A data warehouse sometimes referred to as a management decision support system uses dimensional modelling to address the shortcomings inherent in the transaction model. Data is stored in an consolidated form displaying the totals of all transactions as opposed to the individual transactions of an OLTP. A data warehouse exists primarily to answer questions and to enable management teams to reach critical decisions that affect the business. Dimensions are used to measure the state of the business and represent the different aspects required for a report. Typical dimensions would be Time, geographical locations, products, customers etc where each dimension would measure the data according to a particular requirement.
An example would be the total number of customers purchasing new sports equipment from all in the southern stores during the year 2000. Using the same dimensions we could measure the profitable stores of sports equipment sales to the less profitable by asking for the totals of all sports equipment sold from each southern store during the year 2000. The first example could display a total of 500 customers bought sports equipment from some 50 stores where as the second example could display that only 20 of the stores sold sports equipment during that year.
To summarize a data warehouse can be structured to respond efficiently to the types of questions management teams may require answers to.
A data warehouse has the ability to produce results not readily available from a transaction database, these results are based on the clean data extracted from an OLTP database and consolidated into a dimensional model. Data mining moves beyond the concept of a data warehouse by looking for patterns and relationships in the data. Using data mining algorithms it is possible to evaluate and understand trends, these trends can improve the profitability of stores by examining the sales transactions of each store in question. One of the key aspects to this style of analysis is bar coding, which has made it possible to identify each single item in a purchase. This data can then be studied and conclusions reached about the customers purchases. It may be that each customer who purchased sports equipment also purchased a box of chocolates. To sell more chocolate perhaps a prompting on sports equipment would be in order.
Do male customers buy chocolate ?. This could be established by other purchases identified in the shopping basket, such as shaving cream or panty hose, where as a male shopper would buy shaving cream he would be unlikely to purchase panty hose.

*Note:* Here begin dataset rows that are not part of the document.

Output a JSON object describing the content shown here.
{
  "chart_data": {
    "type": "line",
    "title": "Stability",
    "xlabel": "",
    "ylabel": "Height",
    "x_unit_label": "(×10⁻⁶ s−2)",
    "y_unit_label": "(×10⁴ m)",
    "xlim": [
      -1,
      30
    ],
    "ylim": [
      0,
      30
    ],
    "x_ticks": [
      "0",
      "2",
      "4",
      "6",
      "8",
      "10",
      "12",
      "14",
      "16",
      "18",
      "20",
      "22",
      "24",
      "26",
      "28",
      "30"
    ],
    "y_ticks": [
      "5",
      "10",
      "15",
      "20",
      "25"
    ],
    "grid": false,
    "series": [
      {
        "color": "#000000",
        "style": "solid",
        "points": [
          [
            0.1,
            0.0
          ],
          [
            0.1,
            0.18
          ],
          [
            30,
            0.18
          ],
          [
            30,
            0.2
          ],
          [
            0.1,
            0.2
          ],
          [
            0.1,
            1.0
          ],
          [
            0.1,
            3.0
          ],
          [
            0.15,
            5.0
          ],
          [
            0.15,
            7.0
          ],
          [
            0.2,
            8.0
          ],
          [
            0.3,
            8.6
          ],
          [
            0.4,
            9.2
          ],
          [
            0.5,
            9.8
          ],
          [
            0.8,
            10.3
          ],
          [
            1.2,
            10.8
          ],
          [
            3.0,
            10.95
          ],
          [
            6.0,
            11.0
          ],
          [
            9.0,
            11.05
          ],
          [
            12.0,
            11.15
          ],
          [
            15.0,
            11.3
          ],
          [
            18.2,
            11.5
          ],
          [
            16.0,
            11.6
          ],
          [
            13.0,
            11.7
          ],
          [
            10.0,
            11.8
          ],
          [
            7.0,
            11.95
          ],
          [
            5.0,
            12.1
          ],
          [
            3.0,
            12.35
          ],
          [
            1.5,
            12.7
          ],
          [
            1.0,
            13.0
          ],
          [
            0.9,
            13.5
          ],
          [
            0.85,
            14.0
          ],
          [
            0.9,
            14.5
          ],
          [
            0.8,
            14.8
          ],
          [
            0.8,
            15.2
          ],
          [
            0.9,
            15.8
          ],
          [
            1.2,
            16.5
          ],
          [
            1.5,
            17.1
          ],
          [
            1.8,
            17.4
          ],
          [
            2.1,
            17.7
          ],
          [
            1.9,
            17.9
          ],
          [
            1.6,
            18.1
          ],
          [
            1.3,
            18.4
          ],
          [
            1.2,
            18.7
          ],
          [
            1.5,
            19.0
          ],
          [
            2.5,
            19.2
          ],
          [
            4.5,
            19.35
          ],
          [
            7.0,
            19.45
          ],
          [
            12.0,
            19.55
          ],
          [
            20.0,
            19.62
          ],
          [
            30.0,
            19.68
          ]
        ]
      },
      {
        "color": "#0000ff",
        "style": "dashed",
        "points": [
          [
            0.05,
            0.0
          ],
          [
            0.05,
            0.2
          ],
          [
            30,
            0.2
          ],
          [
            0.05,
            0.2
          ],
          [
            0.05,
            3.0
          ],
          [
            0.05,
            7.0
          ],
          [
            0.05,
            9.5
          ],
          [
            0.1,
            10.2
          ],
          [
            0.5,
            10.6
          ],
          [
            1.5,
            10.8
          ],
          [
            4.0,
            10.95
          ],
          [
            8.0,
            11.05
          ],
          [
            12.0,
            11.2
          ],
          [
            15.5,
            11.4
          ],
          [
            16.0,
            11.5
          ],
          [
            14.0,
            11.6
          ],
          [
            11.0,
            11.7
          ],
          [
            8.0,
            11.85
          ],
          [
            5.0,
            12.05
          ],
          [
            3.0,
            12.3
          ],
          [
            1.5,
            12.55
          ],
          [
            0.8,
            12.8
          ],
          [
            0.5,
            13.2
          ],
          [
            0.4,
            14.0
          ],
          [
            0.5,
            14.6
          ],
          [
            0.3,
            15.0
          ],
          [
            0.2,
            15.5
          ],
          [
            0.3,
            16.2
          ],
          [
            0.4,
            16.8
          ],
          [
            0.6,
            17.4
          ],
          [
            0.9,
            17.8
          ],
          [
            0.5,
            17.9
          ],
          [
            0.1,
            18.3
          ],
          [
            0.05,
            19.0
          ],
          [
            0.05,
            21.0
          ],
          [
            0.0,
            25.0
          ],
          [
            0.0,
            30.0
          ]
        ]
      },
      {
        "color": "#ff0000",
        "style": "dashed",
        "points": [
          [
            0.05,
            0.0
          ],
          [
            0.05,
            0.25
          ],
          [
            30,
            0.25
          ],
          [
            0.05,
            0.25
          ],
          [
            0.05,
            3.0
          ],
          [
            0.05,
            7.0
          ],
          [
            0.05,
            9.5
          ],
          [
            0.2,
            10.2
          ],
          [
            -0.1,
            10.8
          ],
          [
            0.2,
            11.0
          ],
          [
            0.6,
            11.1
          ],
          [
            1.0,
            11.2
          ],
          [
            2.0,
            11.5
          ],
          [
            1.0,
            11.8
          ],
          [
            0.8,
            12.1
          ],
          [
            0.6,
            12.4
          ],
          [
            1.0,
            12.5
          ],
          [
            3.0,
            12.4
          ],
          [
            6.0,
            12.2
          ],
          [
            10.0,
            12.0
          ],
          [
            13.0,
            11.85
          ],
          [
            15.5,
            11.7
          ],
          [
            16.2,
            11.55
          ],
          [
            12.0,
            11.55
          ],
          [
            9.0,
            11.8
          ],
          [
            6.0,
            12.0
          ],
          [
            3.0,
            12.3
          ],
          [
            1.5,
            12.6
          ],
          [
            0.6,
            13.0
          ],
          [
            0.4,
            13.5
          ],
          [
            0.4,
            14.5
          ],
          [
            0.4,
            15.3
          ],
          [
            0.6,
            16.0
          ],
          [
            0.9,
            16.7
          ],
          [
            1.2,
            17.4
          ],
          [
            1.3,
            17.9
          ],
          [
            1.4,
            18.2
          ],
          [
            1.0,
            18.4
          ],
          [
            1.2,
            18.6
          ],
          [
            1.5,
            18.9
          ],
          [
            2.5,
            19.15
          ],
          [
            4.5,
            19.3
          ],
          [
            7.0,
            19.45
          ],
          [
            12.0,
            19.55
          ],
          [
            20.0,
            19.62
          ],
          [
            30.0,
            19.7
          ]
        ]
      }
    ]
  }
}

A female shopper on the other hand could buy both items. Each shopping basket resulting in the identification of the shoppers gender. So by moving female products closer to the sports section the sale of panty hose could increase. To summarize data mining is the ability analyze current trends in order to predict future markets.
Typically, most companies will store information in an OLTP On Line Transaction Processing database. Each transaction or detail of operation will be stored as a single record or row of data. An OLAP On Line Analytical Processing database stores data in an consolidated form displaying the totals for each row of data in an OLTP. If a store sold a hundred tin of beans in a days trading a query on an OLTP database for every tin of beans sold, would return a hundred rows of data. An OLAP database would return a single row of data displaying the total number of beans sold.
A client / server application normally splits the business logic between the server and the client machine. The two main criteria for any system querying a database is speed of access and network traffic. I have seen some horrendous client / server systems where nearly all the business logic was built into the client application and the management couldn't understand why the network was so slow.
By implementing a middle tier the business logic can be removed from the client thereby reducing the client size proportionally. All clients connect to the middle tier using DCOM which in turn connects to the database server. each client in turn is then able to download any required data which can then be worked on off line. If the database server should fail for any reason all clients currently logged on are still able to process data locally, this can then be sent back to the main database server as and when the IT department has rectified the problem. An alternative would be to switch to another mirrored database server.
Another advantage is that the middle tier can be worked on by the IT department who may need to address some requirements by end users not foreseen in the original specification or because business requirements have changed. A single EXE or DLL can be installed onto the middle tier with less disruption to end users. This saves having to reinstall new clients on every desktop, all possible with a multi tier application.